Prospek pertumbuhan jangka pendek di banyak negara berkembang, terutama di Asia Timur, Asia Barat, serta Amerika Latin dan Karibia, juga memburuk. Hal ini disebabkan oleh kondisi keuangan yang lebih ketat, ruang fiskal yang menyusut, dan permintaan eksternal yang lesu.
Negara-negara berpenghasilan rendah dan ekonomi yang rentan menghadapi tekanan neraca pembayaran yang semakin meningkat dan risiko keberlanjutan utang. Prospek ekonomi untuk negara-negara berkembang di pulau-pulau kecil akan terkendala oleh beban utang yang besar, suku bunga yang tinggi, dan meningkatnya kerentanan terkait iklim.
"Singkatnya, dunia sedang berjuang untuk kembali ke rata-rata tahunan 3,0 persen dari tahun 2000 hingga 2019, yang mewakili tahun-tahun pertumbuhan di bawah standar," kata Shantanu Mukherjee, Direktur Divisi Analisis Ekonomi dan Kebijakan dari Departemen Urusan Ekonomi dan Sosial PBB, seperti dikutip Xinhua, Jumat (5/1).

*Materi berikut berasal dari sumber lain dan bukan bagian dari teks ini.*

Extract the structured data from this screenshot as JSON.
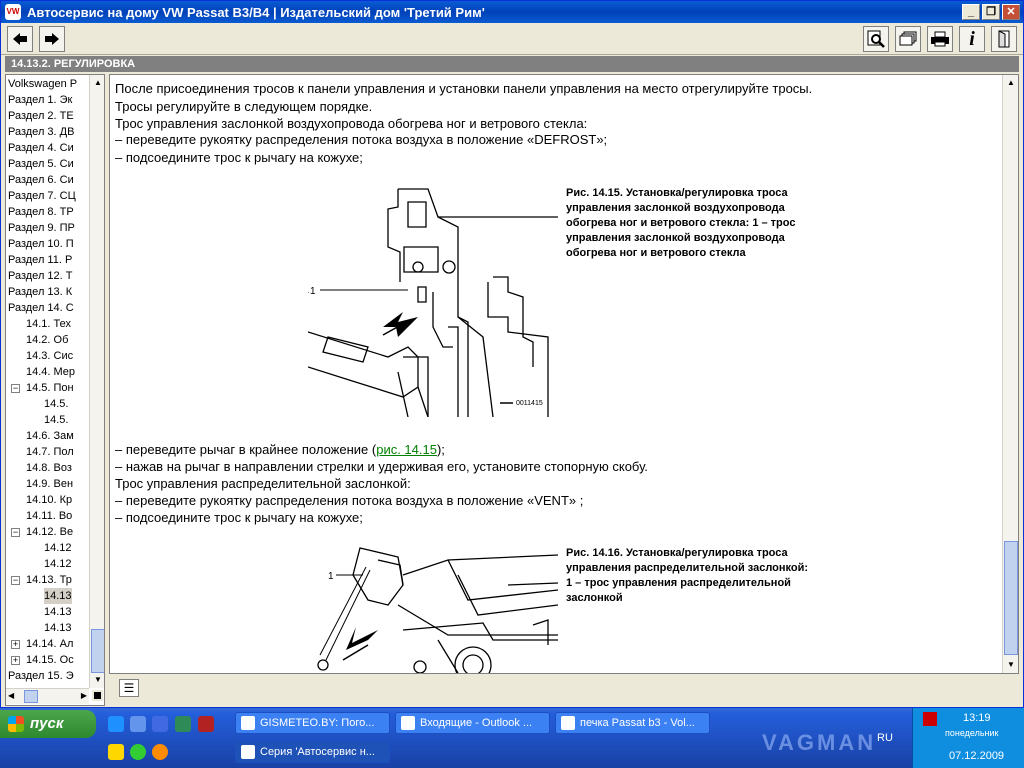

Perkiraan terbaru ini muncul setelah kinerja ekonomi global melebihi ekspektasi pada tahun 2023. Namun, pertumbuhan tahun lalu yang lebih kuat dari perkiraan menutupi risiko jangka pendek dan kerentanan struktural.
Perekonomian Negara-negara Maju
Pertumbuhan ekonomi AS diproyeksikan sebesar 1,4% pada tahun 2024, lebih rendah dibandingkan dengan perkiraan pertumbuhan sebesar 2,5% pada tahun 2023.
Belanja konsumen yang kuat didukung oleh neraca rumah tangga yang kuat serta pasar tenaga kerja dan perumahan yang tangguh mendukung kinerja yang lebih baik dari perkiraan pada tahun 2023. Meskipun ada pengetatan moneter yang agresif, tingkat pengangguran AS tetap rendah.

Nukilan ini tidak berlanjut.